Museum tells history of Quapaw people
QUAPAW, Okla. — A tribal museum in this town tells the story of the Quapaw people with exhibits and artifacts, including the tribe’s distinctive red-and-white pottery.
Among museum displays is a dugout canoe, several centuries old, found along the Mississippi River, and an anchor from the USS Quapaw — all that remains of a Navy tug that served during World War II and the Korean and Vietnam wars, earning 17 battle stars. It was decommissioned in 1985 and was dismantled in 2012, but a member of the USS Quapaw Association preserved the anchor.
The Quapaw, originally part of the Sioux nation, at one time lived along the Atlantic coast but migrated westward throughout the centuries. When Hernando de Soto came up the Mississippi River in 1541, he made contact with the tribe, then the tribe had its first contact with Europeans in Arkansas.
Indian lore has it that the Quapaw were once part of the same tribe as the Osage and the Omaha but were separated while trying to cross a flooded river.
The three groups became separate tribes. The Osage once lived north of the Arkansas River while the Quapaw lived to the south.
The tribe moved from Arkansas to the Red River in Texas-Oklahoma after it was expelled from Arkansas in 1824. Some later returned to Arkansas for a few years, but eventually, the tribe was relocated to Northeast Oklahoma.
Through the years, Quapaw intermarried with other tribes, often the Osage, and with Europeans.
Jean Ann Quapaw Blue, who died in 2002 at age 79, was the last female pureblood member of the Quapaw tribe. Robert Whitebird, who died in 2005 at age 92, was the last male pureblood Quapaw, according to tribal records. The building the museum is in — the Robert Whitebird Cultural Center — is named after him.
Tribal historian Ardina Moore, 84, whose grandfather was the last chief of the Quapaw, said about 40 half-blood Quapaw remain. Moore herself is half Quapaw, with a father who was part Osage, part Kaw and part French.
In 1913, lead was discovered in Northeast Oklahoma on the land of Harry Crawfish, a Quapaw, leading to a mining boom. A 1926 map at the museum shows the underground mines.
Another picture shows the enormous piles of tailings, or waste, left from the mining. The area ultimately became part of one of the largest environmental disasters in the United States, the Tar Creek Superfund Site, which the tribe is helping today to clean up. One of the air-monitoring sites for the fund is on the former Whitebird property.
John Berrey, chairman of the Quapaw tribe, has said previously that increased revenue that Northeast Oklahoma tribes now have from casinos and other businesses is aiding them in protecting tribal artifacts and culture. The Quapaw opened its tribal museum in 2010.

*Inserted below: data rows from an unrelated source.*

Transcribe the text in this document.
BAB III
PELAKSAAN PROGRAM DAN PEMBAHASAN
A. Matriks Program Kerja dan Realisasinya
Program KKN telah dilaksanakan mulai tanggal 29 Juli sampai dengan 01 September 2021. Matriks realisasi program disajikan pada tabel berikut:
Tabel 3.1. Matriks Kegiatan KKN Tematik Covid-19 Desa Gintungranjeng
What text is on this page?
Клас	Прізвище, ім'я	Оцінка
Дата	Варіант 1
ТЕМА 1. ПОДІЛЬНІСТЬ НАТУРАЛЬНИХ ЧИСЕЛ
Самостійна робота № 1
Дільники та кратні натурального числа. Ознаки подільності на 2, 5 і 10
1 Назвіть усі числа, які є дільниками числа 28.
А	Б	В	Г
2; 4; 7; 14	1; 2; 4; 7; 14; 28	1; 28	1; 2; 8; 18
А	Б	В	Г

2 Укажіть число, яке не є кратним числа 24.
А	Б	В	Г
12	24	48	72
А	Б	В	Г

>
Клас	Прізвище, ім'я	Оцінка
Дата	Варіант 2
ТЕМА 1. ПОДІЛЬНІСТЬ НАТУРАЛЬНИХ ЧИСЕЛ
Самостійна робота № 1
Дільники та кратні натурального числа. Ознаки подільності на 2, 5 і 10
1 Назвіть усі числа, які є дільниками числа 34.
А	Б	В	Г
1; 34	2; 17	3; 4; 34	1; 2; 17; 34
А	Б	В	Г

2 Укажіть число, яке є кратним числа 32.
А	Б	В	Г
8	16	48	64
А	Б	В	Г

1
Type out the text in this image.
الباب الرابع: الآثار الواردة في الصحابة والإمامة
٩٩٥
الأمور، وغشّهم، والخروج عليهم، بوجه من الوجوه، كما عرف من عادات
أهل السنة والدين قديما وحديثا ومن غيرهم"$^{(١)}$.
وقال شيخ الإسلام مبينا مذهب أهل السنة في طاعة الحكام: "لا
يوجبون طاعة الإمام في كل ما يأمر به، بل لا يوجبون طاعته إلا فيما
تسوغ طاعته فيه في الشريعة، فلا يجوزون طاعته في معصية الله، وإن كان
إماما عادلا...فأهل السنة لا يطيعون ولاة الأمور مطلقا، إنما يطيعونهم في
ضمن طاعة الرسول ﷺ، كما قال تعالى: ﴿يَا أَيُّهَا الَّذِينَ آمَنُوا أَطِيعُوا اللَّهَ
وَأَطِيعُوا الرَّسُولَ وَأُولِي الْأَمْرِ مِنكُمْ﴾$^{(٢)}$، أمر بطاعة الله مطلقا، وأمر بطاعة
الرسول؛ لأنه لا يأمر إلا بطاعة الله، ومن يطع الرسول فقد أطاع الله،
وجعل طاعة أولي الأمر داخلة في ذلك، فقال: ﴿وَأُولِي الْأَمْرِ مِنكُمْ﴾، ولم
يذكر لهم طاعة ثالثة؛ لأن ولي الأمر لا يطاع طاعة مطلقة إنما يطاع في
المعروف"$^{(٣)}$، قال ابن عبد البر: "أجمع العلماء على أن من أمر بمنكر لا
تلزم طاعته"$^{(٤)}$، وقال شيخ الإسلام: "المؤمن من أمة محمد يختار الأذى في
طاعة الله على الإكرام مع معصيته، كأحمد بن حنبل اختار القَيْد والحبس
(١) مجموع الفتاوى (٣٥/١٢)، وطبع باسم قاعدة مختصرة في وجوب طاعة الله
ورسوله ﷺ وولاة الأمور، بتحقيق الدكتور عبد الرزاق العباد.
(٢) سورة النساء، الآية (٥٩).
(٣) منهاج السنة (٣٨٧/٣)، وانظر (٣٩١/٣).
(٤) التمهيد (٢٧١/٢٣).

The museum has head pots from central Arkansas, which are commonly buried with Indians, and bowls representing animals.
The pottery is often adorned with the Quapaw swirl, which represents four directions. The swirl is also on the sign for the tribe’s Downstream Casino Resort.
“They found Quapaw pottery all over the country because it was such a tradable item,” said Karen Hildreth, the museum registrar.
Betty Gaedtke, who is on the Quapaw business committee, said tribal pottery is easily recognizable because of its red and white colors. She said the head pots look like human heads, sometimes with pierced ears and tattoos. The human effigy bottles commonly have humpbacks.
“I don’t know why,” Gaedtke said.
Others represent animals. There are deer, bears, eagles and crawfish.
“Whatever they saw in nature,” Gaedtke said.
The tribe traditionally cooperated with the Spanish, French and the Americans, but the tribe’s population dropped from between 6,000 and 7,500 in 1541 to an estimated 1,500 to 1,000 by 1805.
Historian Vern Thompson attributed some of that decrease to cheap whiskey introduced by early fur traders. Others died from smallpox. Later, many died during forced removals from Arkansas.
Moore said the Quapaw now number about 4,000.
“I have seen a lot of change during my life,” Moore said. “We came from not knowing much or being educated to our children being educated.”
Wantto go?
The Quapaw Tribal Museum is at 905 Whitebird St., in Quapaw, Okla. Hours are 8 a.m. to 5 p.m. Monday through Thursday, and 8 a.m. to 4 p.m. Friday. Quapaw language classes are also offered in the building each spring and fall.